Among the reports scheduled for release this month are a Greenbang Smart Matrix on key players in the smart-grid analytics space, a strategy guide, a survey summary and a publication outlining market opportunities in smart-grid analytics.
So why are smart-grid analytics so important? Let’s look at the implications of a more responsive, more automated and more intelligent electricity grid:
A smarter grid means more data … huge volumes of it being generated by sensors across the system, from coal-fired power and nuclear plants to end users in homes and businesses. In the UK alone, for example, the government has announced plans to install 53 million smart meters by 2019. Each one of those meters will produce information on total electricity consumption, usage patterns and energy loads for various household or commercial devices. Making sense of that information – and putting it to use for improved efficiency – means we’ll need analytical tools that can handle such large amounts of data. And we’ll need those tools in just a few short years.
In essence, analytics tools can take the 1s and 0s of smart-grid data and turn them into usable, meaningful graphics, charts and reports. The need for such meaningful intelligence means new market opportunities for companies that can provide these types of analytics tools to utilities and other organisations.

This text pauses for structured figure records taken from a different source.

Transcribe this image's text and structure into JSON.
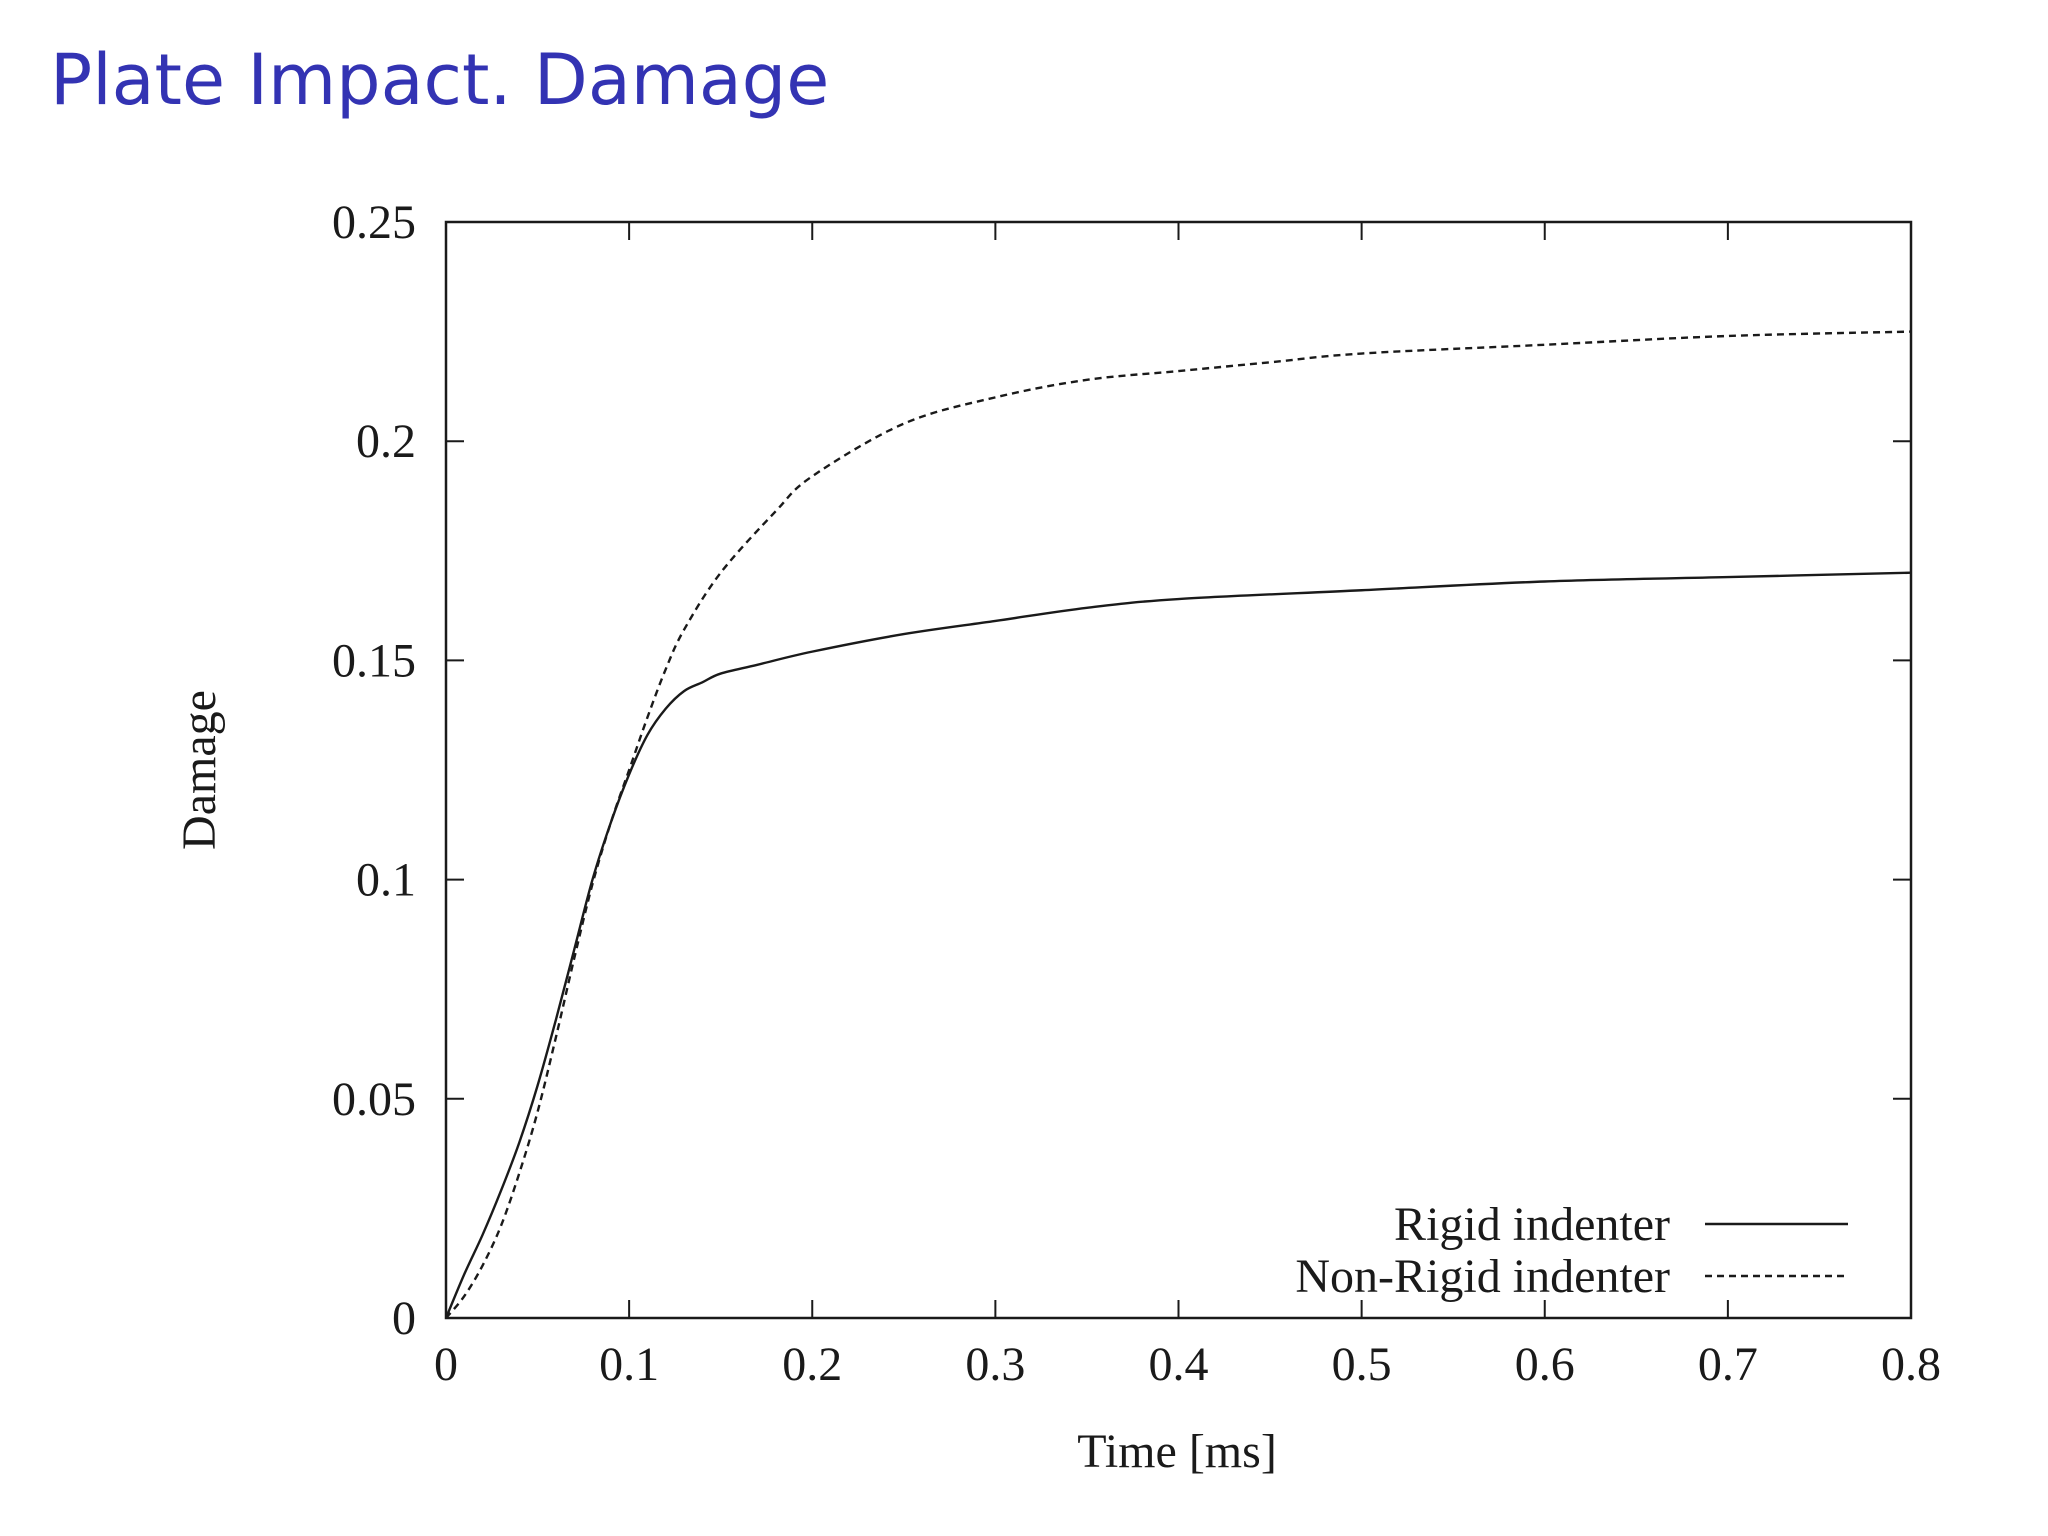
{
  "slide": {
    "title": "Plate Impact. Damage"
  },
  "colors": {
    "title": "#3333b3",
    "axis": "#1a1a1a",
    "series": "#1a1a1a"
  },
  "chart_data": {
    "type": "line",
    "title": "",
    "xlabel": "Time [ms]",
    "ylabel": "Damage",
    "xlim": [
      0,
      0.8
    ],
    "ylim": [
      0,
      0.25
    ],
    "xticks": [
      0,
      0.1,
      0.2,
      0.3,
      0.4,
      0.5,
      0.6,
      0.7,
      0.8
    ],
    "xtick_labels": [
      "0",
      "0.1",
      "0.2",
      "0.3",
      "0.4",
      "0.5",
      "0.6",
      "0.7",
      "0.8"
    ],
    "yticks": [
      0,
      0.05,
      0.1,
      0.15,
      0.2,
      0.25
    ],
    "ytick_labels": [
      "0",
      "0.05",
      "0.1",
      "0.15",
      "0.2",
      "0.25"
    ],
    "grid": false,
    "legend_position": "bottom-right",
    "series": [
      {
        "name": "Rigid indenter",
        "style": "solid",
        "x": [
          0,
          0.01,
          0.02,
          0.03,
          0.04,
          0.05,
          0.06,
          0.07,
          0.08,
          0.09,
          0.1,
          0.11,
          0.12,
          0.13,
          0.14,
          0.15,
          0.17,
          0.2,
          0.25,
          0.3,
          0.35,
          0.4,
          0.5,
          0.6,
          0.7,
          0.8
        ],
        "y": [
          0,
          0.01,
          0.019,
          0.029,
          0.04,
          0.053,
          0.068,
          0.084,
          0.1,
          0.113,
          0.124,
          0.133,
          0.139,
          0.143,
          0.145,
          0.147,
          0.149,
          0.152,
          0.156,
          0.159,
          0.162,
          0.164,
          0.166,
          0.168,
          0.169,
          0.17
        ]
      },
      {
        "name": "Non-Rigid indenter",
        "style": "dashed",
        "x": [
          0,
          0.01,
          0.02,
          0.03,
          0.04,
          0.05,
          0.06,
          0.07,
          0.08,
          0.09,
          0.1,
          0.11,
          0.12,
          0.13,
          0.15,
          0.18,
          0.2,
          0.25,
          0.3,
          0.35,
          0.4,
          0.45,
          0.5,
          0.6,
          0.7,
          0.8
        ],
        "y": [
          0,
          0.005,
          0.012,
          0.021,
          0.033,
          0.047,
          0.064,
          0.082,
          0.099,
          0.113,
          0.125,
          0.137,
          0.148,
          0.157,
          0.17,
          0.184,
          0.192,
          0.204,
          0.21,
          0.214,
          0.216,
          0.218,
          0.22,
          0.222,
          0.224,
          0.225
        ]
      }
    ]
  }
}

IT companies are the logical candidates to provide such tools, and many of the top firms are already coming out with offerings in this area. For the moment, though, it’s still early in the game, with the actual amount of smart-grid data to be crunched remaining small compared to what is ultimately possible. That leaves us in a chicken-and-egg situation: Will companies build the analytics tools in anticipation of the volumes of data yet to come, or will the accelerating emergence of smart-grid data bring the necessary tools into play?
Most likely, it will be a combination of the two, with companies bringing analytics tools to market before the data arrives, and then adapting as the scope of the data loads and demands develops.

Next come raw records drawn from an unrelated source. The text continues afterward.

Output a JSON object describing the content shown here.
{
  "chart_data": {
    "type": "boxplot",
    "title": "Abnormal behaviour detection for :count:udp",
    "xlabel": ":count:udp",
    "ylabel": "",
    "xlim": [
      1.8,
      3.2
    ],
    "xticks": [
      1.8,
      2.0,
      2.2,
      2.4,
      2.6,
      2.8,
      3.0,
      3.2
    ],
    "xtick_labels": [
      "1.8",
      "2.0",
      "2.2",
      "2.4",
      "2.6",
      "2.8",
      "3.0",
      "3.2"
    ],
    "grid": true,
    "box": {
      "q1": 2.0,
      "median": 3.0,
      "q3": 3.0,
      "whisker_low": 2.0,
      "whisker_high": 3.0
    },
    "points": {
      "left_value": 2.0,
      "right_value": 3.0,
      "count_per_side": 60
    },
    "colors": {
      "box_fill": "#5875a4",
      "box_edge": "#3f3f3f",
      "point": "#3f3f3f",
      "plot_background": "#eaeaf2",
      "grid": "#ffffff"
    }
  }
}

A competitive smart-grid analytics market will drive innovation and ensure optimisation of the grid. If one company gains dominance too early, this could actually slow development of analytics tools with the greatest benefits for users.

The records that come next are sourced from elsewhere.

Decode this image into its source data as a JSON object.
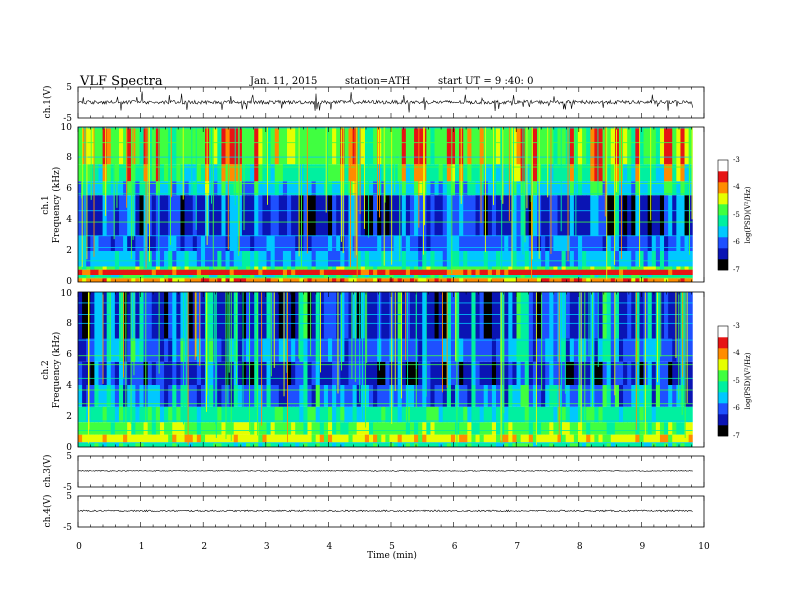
{
  "header": {
    "title": "VLF Spectra",
    "date": "Jan. 11, 2015",
    "station": "station=ATH",
    "start": "start UT =  9 :40: 0"
  },
  "chart_data": [
    {
      "type": "line",
      "panel": "ch1-waveform",
      "ylabel": "ch.1(V)",
      "ylim": [
        -5,
        5
      ],
      "y_ticks": [
        "5",
        "-5"
      ],
      "baseline_v": 0.1,
      "noise_v": 0.6,
      "spike_v": 1.5
    },
    {
      "type": "heatmap",
      "panel": "ch1-spectrogram",
      "ylabel": [
        "ch.1",
        "Frequency (kHz)"
      ],
      "ylim": [
        0,
        10
      ],
      "y_ticks": [
        "0",
        "2",
        "4",
        "6",
        "8",
        "10"
      ],
      "colorbar": {
        "label": "log(PSD)(V²/Hz)",
        "range": [
          -7,
          -3
        ],
        "ticks": [
          "-3",
          "-4",
          "-5",
          "-6",
          "-7"
        ],
        "colors": [
          "#000000",
          "#0a14b4",
          "#1e50ff",
          "#00c8ff",
          "#00f0a0",
          "#40ff40",
          "#e6ff00",
          "#ff8c00",
          "#e61414",
          "#ffffff"
        ]
      },
      "bands": [
        {
          "f0": 0.0,
          "f1": 0.25,
          "level": 7
        },
        {
          "f0": 0.25,
          "f1": 0.45,
          "level": 4
        },
        {
          "f0": 0.45,
          "f1": 0.8,
          "level": 8
        },
        {
          "f0": 0.8,
          "f1": 1.0,
          "level": 5
        },
        {
          "f0": 1.0,
          "f1": 2.0,
          "level": 3
        },
        {
          "f0": 2.0,
          "f1": 3.0,
          "level": 2
        },
        {
          "f0": 3.0,
          "f1": 5.6,
          "level": 1
        },
        {
          "f0": 5.6,
          "f1": 6.5,
          "level": 3
        },
        {
          "f0": 6.5,
          "f1": 7.6,
          "level": 4
        },
        {
          "f0": 7.6,
          "f1": 10.0,
          "level": 5
        }
      ]
    },
    {
      "type": "heatmap",
      "panel": "ch2-spectrogram",
      "ylabel": [
        "ch.2",
        "Frequency (kHz)"
      ],
      "ylim": [
        0,
        10
      ],
      "y_ticks": [
        "0",
        "2",
        "4",
        "6",
        "8",
        "10"
      ],
      "colorbar": {
        "label": "log(PSD)(V²/Hz)",
        "range": [
          -7,
          -3
        ],
        "ticks": [
          "-3",
          "-4",
          "-5",
          "-6",
          "-7"
        ]
      },
      "bands": [
        {
          "f0": 0.0,
          "f1": 0.3,
          "level": 4
        },
        {
          "f0": 0.3,
          "f1": 0.8,
          "level": 6
        },
        {
          "f0": 0.8,
          "f1": 1.6,
          "level": 5
        },
        {
          "f0": 1.6,
          "f1": 2.6,
          "level": 4
        },
        {
          "f0": 2.6,
          "f1": 4.0,
          "level": 2
        },
        {
          "f0": 4.0,
          "f1": 5.5,
          "level": 1
        },
        {
          "f0": 5.5,
          "f1": 7.0,
          "level": 2
        },
        {
          "f0": 7.0,
          "f1": 10.0,
          "level": 1
        }
      ]
    },
    {
      "type": "line",
      "panel": "ch3-waveform",
      "ylabel": "ch.3(V)",
      "ylim": [
        -5,
        5
      ],
      "y_ticks": [
        "5",
        "-5"
      ],
      "baseline_v": 0.2,
      "noise_v": 0.15,
      "spike_v": 0
    },
    {
      "type": "line",
      "panel": "ch4-waveform",
      "ylabel": "ch.4(V)",
      "ylim": [
        -5,
        5
      ],
      "y_ticks": [
        "5",
        "-5"
      ],
      "baseline_v": 0.2,
      "noise_v": 0.25,
      "spike_v": 0
    }
  ],
  "x_axis": {
    "label": "Time (min)",
    "range": [
      0,
      10
    ],
    "data_end": 9.82,
    "ticks": [
      "0",
      "1",
      "2",
      "3",
      "4",
      "5",
      "6",
      "7",
      "8",
      "9",
      "10"
    ]
  }
}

Although it’s a relatively new market, data analytics is an important one, with rapidly increasing amounts of data covering everything from supermarket shopping baskets to mobile phones bringing new market opportunities. Translating the benefits already seen in these areas to the smart grid will pose both challenges and opportunities for would-be market leaders.
We know that more advanced and intelligent energy grids will produce vastly more data about both generation and consumption. What remains to be seen is which solutions, which companies can take that data and make it worthwhile … to improve efficiencies and enable better decision-making. It’s those sorts of questions that Greenbang intends to examine in the month ahead.